Chroniques noires et partisanes

PETITE SŒUR LA MORT de William Gay / le Seuil / CADRE NOIR.

Traduction: Jean-Paul Gratias.

C’est avec une référence affichée à Shining de Stephen King (William Gay et celui-là se portaient une admiration réciproque) que nous est présenté Petite Soeur La Mort. Binder, l’auteur d’un premier roman, succès de librairie, a trébuché sur la production de son deuxième manuscrit. Il décide d’emménager avec sa famille dans une demeure du Tennessee, célèbre pour son histoire tourmentée : elle serait hantée par une présence maléfique. Certain d’y trouvé l’inspiration (l’endroit et son histoire le fascinent), il s’attelle à l’écriture d’un roman de commande qui doit le relancer. Bien vite, il va se rendre compte que sa décision n’est pas sans conséquence sur sa vie et celle des siens tandis quelque chose de diabolique va affirmer son emprise sur les lieux.

Par ses romans La demeure éternelle et, surtout, La mort au crépuscule, William Gay s’est fait connaître comme un nom du Southern Gothic, ce genre où la rigueur, la morale, la religion sont minées par la dégénérescence, l’esprit du mal, le surnaturel, un processus de délitement accentué par ce qui caractérise le Sud en tant que milieu : la chaleur, la torpeur, la pauvreté, tout ce qui abîme le corps et l’âme.

Le terroir du Tennessee est rendu avec densité sous la plume de William Gay, une qualité du texte qu’il faut reconnaître. Il est apprivoisé depuis peu de temps au regard de l’Histoire, auparavant les sauvages libres l’occupaient depuis des siècles. Il suffit que l’homme baisse les bras ou connaisse un mauvais coup du sort pour que la plantation ou la ferme retourne à l’état de nature. Une nature pas spécialement douce, peuplée d’insectes agressifs, d’oiseaux au cri lugubre, de serpents mortels, de végétation rétive, soumise aux orages violents ou à la merci d’un incendie d’été.

 

 Je ne sais pas si l’auteur, l’écrivain fait un bon personnage de roman. J’ai des réticences personnelles à accompagner un héros qui travaille, hésite, avance, s’enfièvre face à sa machine à écrire. Je n’aime pas retrouver une certaine idée de l’écrivain, en fait. Et je n’ai aucune jubilation à lire un metalivre. Ayons l’honnêteté d’écrire ici que ce processus, ce projet sciemment décidé par Binder et dont le contrôle va lui échapper car la personnalité de la maison va se révéler et le transformer, se met difficilement en place. Les ingrédients d’une histoire d’horreur sont là, tout autour : bruits dans la maison, spectres canin ou féminin, atmosphère pesante… Un livre qui fout la peur au ventre ? C’est déjà trop annoncé pour que cela advienne vraiment. Seules les dernières pages, l’approche du dénouement, font légèrement monter la tension. Pas d’orgie de sang ni du spectaculaire, au final, mais quelque chose de plus psychologique et de trivial presque dans la forme. Binder s’est transformé en un personnage plus noir. Il souhaite la mort de son beau-frère et laisse un serpent le mordre. Le beau-frère détestable n’en mourra même pas.Des inserts ou chapitres historiques sont glissés dans le déroulé de l’histoire fixée à l’été 1982. 1785. 1933. C’est sombre, menaçant, rythmé. L’un d’entre eux ferait même une excellente nouvelle southern gothic si elle respirait seule. Quand on retrouve Binder et son récit, quelque chose piétine ou chancelle. Le livre se boucle par une sorte de justification écrite à la première personne. William Gay semble nous parler de son intérêt pour la légende de la sorcière du Tennessee qui a défrayé la chronique jusqu’au XXe siècle et qui est à l’origine de l’histoire.

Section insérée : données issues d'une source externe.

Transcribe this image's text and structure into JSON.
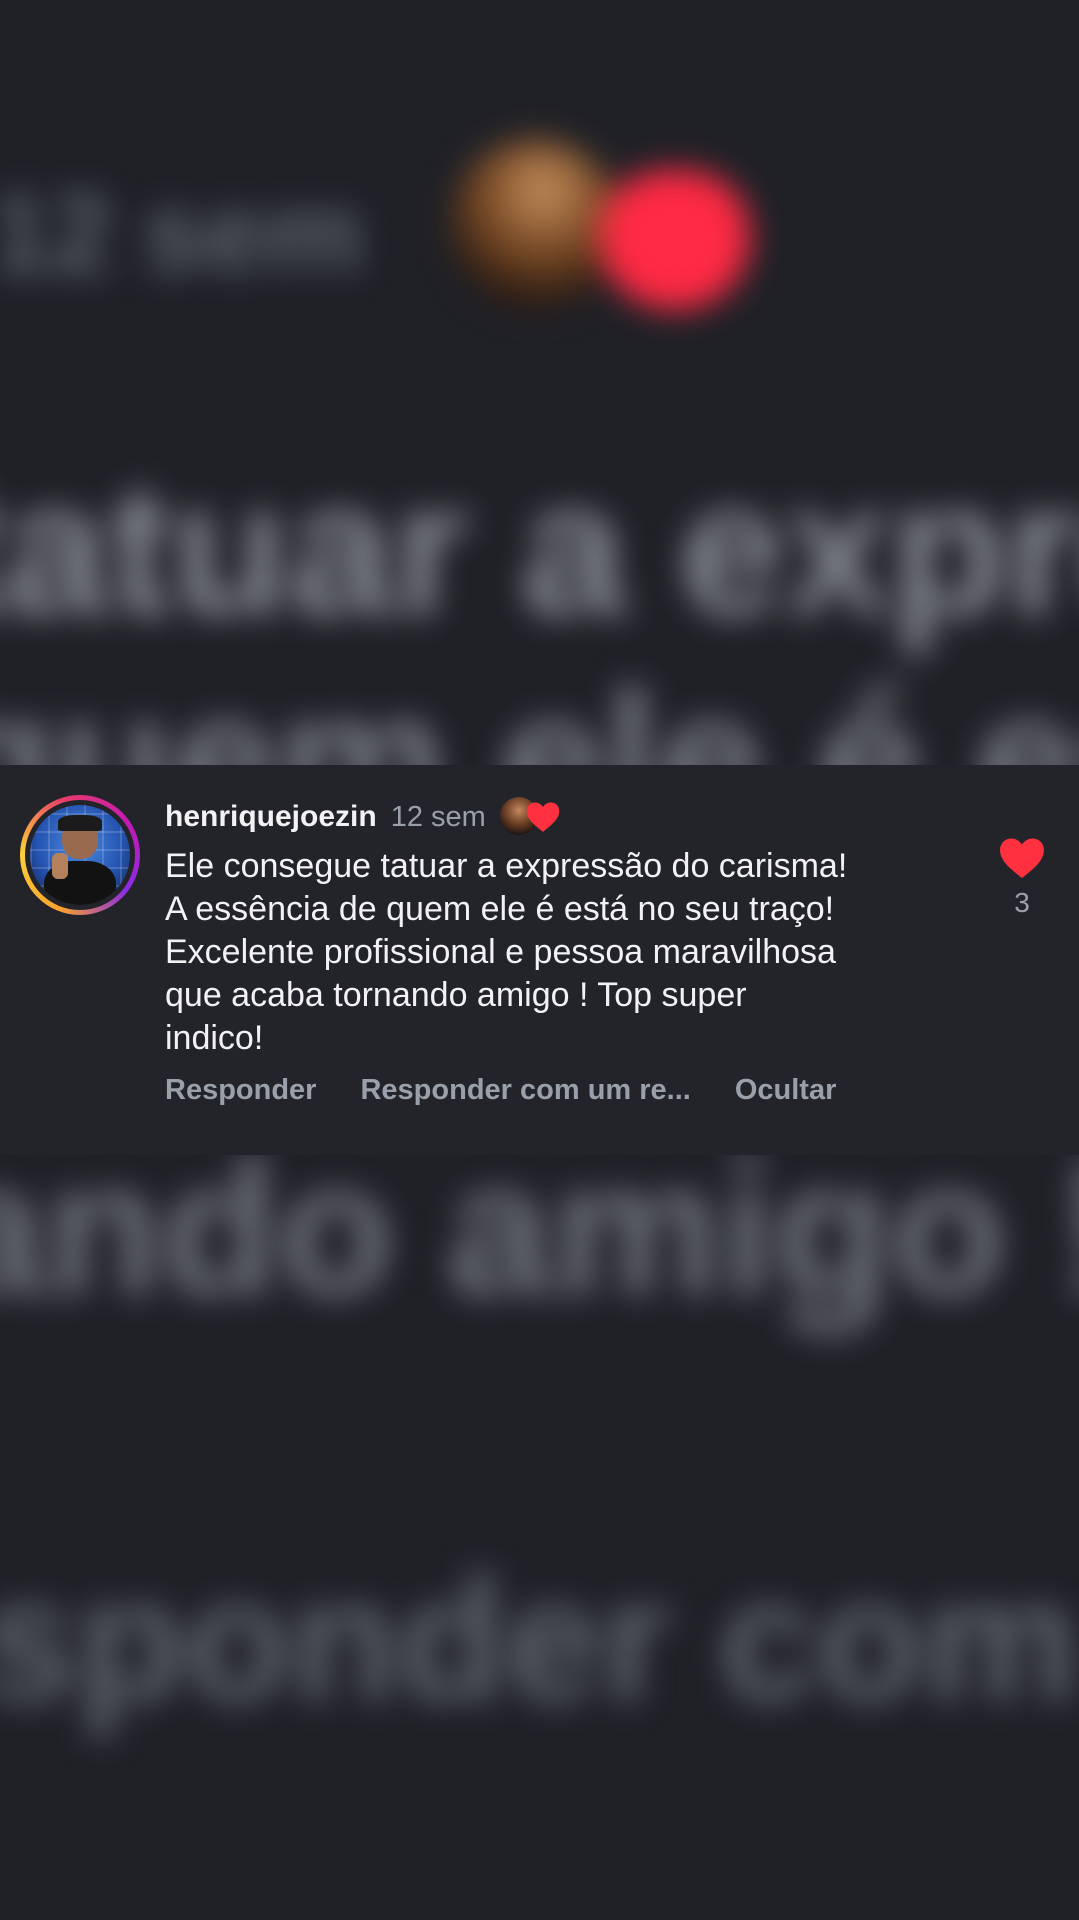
{
  "comment": {
    "username": "henriquejoezin",
    "time": "12 sem",
    "text": "Ele consegue tatuar a expressão do carisma!\nA essência de quem ele é está no seu traço!\nExcelente profissional e pessoa maravilhosa\nque acaba tornando amigo ! Top super\nindico!",
    "like_count": "3",
    "actions": {
      "reply": "Responder",
      "reply_with": "Responder com um re...",
      "hide": "Ocultar"
    }
  },
  "colors": {
    "background": "#202127",
    "card": "#23242a",
    "primary_text": "#f2f2f4",
    "secondary_text": "#9aa0aa",
    "heart_red": "#ff3040"
  }
}
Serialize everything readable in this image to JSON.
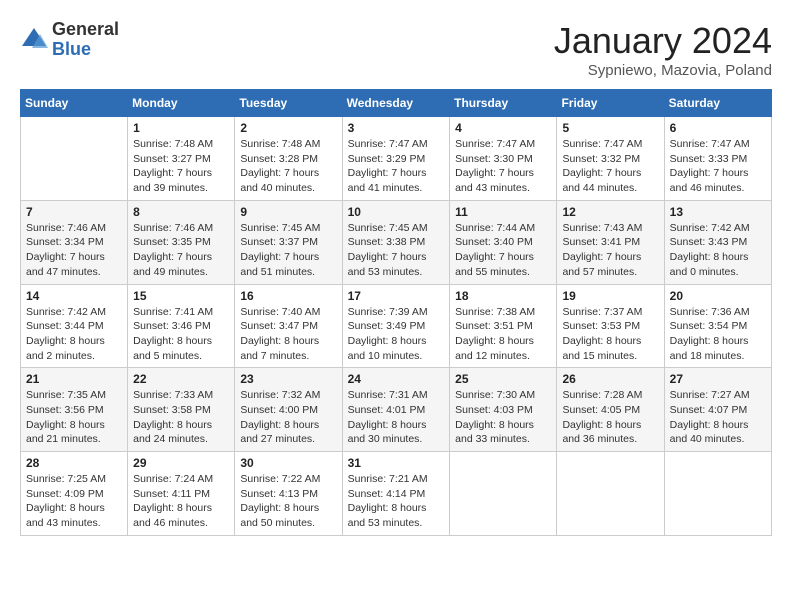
{
  "logo": {
    "general": "General",
    "blue": "Blue"
  },
  "header": {
    "month": "January 2024",
    "location": "Sypniewo, Mazovia, Poland"
  },
  "days_of_week": [
    "Sunday",
    "Monday",
    "Tuesday",
    "Wednesday",
    "Thursday",
    "Friday",
    "Saturday"
  ],
  "weeks": [
    [
      {
        "day": "",
        "info": ""
      },
      {
        "day": "1",
        "info": "Sunrise: 7:48 AM\nSunset: 3:27 PM\nDaylight: 7 hours\nand 39 minutes."
      },
      {
        "day": "2",
        "info": "Sunrise: 7:48 AM\nSunset: 3:28 PM\nDaylight: 7 hours\nand 40 minutes."
      },
      {
        "day": "3",
        "info": "Sunrise: 7:47 AM\nSunset: 3:29 PM\nDaylight: 7 hours\nand 41 minutes."
      },
      {
        "day": "4",
        "info": "Sunrise: 7:47 AM\nSunset: 3:30 PM\nDaylight: 7 hours\nand 43 minutes."
      },
      {
        "day": "5",
        "info": "Sunrise: 7:47 AM\nSunset: 3:32 PM\nDaylight: 7 hours\nand 44 minutes."
      },
      {
        "day": "6",
        "info": "Sunrise: 7:47 AM\nSunset: 3:33 PM\nDaylight: 7 hours\nand 46 minutes."
      }
    ],
    [
      {
        "day": "7",
        "info": "Sunrise: 7:46 AM\nSunset: 3:34 PM\nDaylight: 7 hours\nand 47 minutes."
      },
      {
        "day": "8",
        "info": "Sunrise: 7:46 AM\nSunset: 3:35 PM\nDaylight: 7 hours\nand 49 minutes."
      },
      {
        "day": "9",
        "info": "Sunrise: 7:45 AM\nSunset: 3:37 PM\nDaylight: 7 hours\nand 51 minutes."
      },
      {
        "day": "10",
        "info": "Sunrise: 7:45 AM\nSunset: 3:38 PM\nDaylight: 7 hours\nand 53 minutes."
      },
      {
        "day": "11",
        "info": "Sunrise: 7:44 AM\nSunset: 3:40 PM\nDaylight: 7 hours\nand 55 minutes."
      },
      {
        "day": "12",
        "info": "Sunrise: 7:43 AM\nSunset: 3:41 PM\nDaylight: 7 hours\nand 57 minutes."
      },
      {
        "day": "13",
        "info": "Sunrise: 7:42 AM\nSunset: 3:43 PM\nDaylight: 8 hours\nand 0 minutes."
      }
    ],
    [
      {
        "day": "14",
        "info": "Sunrise: 7:42 AM\nSunset: 3:44 PM\nDaylight: 8 hours\nand 2 minutes."
      },
      {
        "day": "15",
        "info": "Sunrise: 7:41 AM\nSunset: 3:46 PM\nDaylight: 8 hours\nand 5 minutes."
      },
      {
        "day": "16",
        "info": "Sunrise: 7:40 AM\nSunset: 3:47 PM\nDaylight: 8 hours\nand 7 minutes."
      },
      {
        "day": "17",
        "info": "Sunrise: 7:39 AM\nSunset: 3:49 PM\nDaylight: 8 hours\nand 10 minutes."
      },
      {
        "day": "18",
        "info": "Sunrise: 7:38 AM\nSunset: 3:51 PM\nDaylight: 8 hours\nand 12 minutes."
      },
      {
        "day": "19",
        "info": "Sunrise: 7:37 AM\nSunset: 3:53 PM\nDaylight: 8 hours\nand 15 minutes."
      },
      {
        "day": "20",
        "info": "Sunrise: 7:36 AM\nSunset: 3:54 PM\nDaylight: 8 hours\nand 18 minutes."
      }
    ],
    [
      {
        "day": "21",
        "info": "Sunrise: 7:35 AM\nSunset: 3:56 PM\nDaylight: 8 hours\nand 21 minutes."
      },
      {
        "day": "22",
        "info": "Sunrise: 7:33 AM\nSunset: 3:58 PM\nDaylight: 8 hours\nand 24 minutes."
      },
      {
        "day": "23",
        "info": "Sunrise: 7:32 AM\nSunset: 4:00 PM\nDaylight: 8 hours\nand 27 minutes."
      },
      {
        "day": "24",
        "info": "Sunrise: 7:31 AM\nSunset: 4:01 PM\nDaylight: 8 hours\nand 30 minutes."
      },
      {
        "day": "25",
        "info": "Sunrise: 7:30 AM\nSunset: 4:03 PM\nDaylight: 8 hours\nand 33 minutes."
      },
      {
        "day": "26",
        "info": "Sunrise: 7:28 AM\nSunset: 4:05 PM\nDaylight: 8 hours\nand 36 minutes."
      },
      {
        "day": "27",
        "info": "Sunrise: 7:27 AM\nSunset: 4:07 PM\nDaylight: 8 hours\nand 40 minutes."
      }
    ],
    [
      {
        "day": "28",
        "info": "Sunrise: 7:25 AM\nSunset: 4:09 PM\nDaylight: 8 hours\nand 43 minutes."
      },
      {
        "day": "29",
        "info": "Sunrise: 7:24 AM\nSunset: 4:11 PM\nDaylight: 8 hours\nand 46 minutes."
      },
      {
        "day": "30",
        "info": "Sunrise: 7:22 AM\nSunset: 4:13 PM\nDaylight: 8 hours\nand 50 minutes."
      },
      {
        "day": "31",
        "info": "Sunrise: 7:21 AM\nSunset: 4:14 PM\nDaylight: 8 hours\nand 53 minutes."
      },
      {
        "day": "",
        "info": ""
      },
      {
        "day": "",
        "info": ""
      },
      {
        "day": "",
        "info": ""
      }
    ]
  ]
}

Le roman de Willian Gay est une oeuvre publiée à titre posthume, un manuscrit « ressuscité ». Si les aficionados prendront plaisir peut-être à retrouver la voix et l’imaginaire de l’auteur aimé, à discerner là un hommage, je pense que d’autres lecteurs resteront comme moi en attente d’un texte plus abouti, décalaminé et mieux construit, d’un texte à frissons qui vous fait dresser les poils sur les avant-bras ou frémir par sa cruauté. L’auteur vivant aurait-il même de la sorte laissé partir son texte pour l’imprimerie ? La question se pose. Et si l’on peut se douter un peu plus désormais que l’art d’écrire est délicat et cruel, il est à nouveau la preuve que du Scotch et des accroches marketing ne font pas un roman même si William Gay – dont le talent a été autrement apprécié – en a fourni le matériau.

Paotrsaout.

 

2 Comments

  1. Simone

    Tiens ! Je ne connaissais pas cette collection chez Seuil !

    • clete

      C’est nouveau, elle remplace Seuil policiers.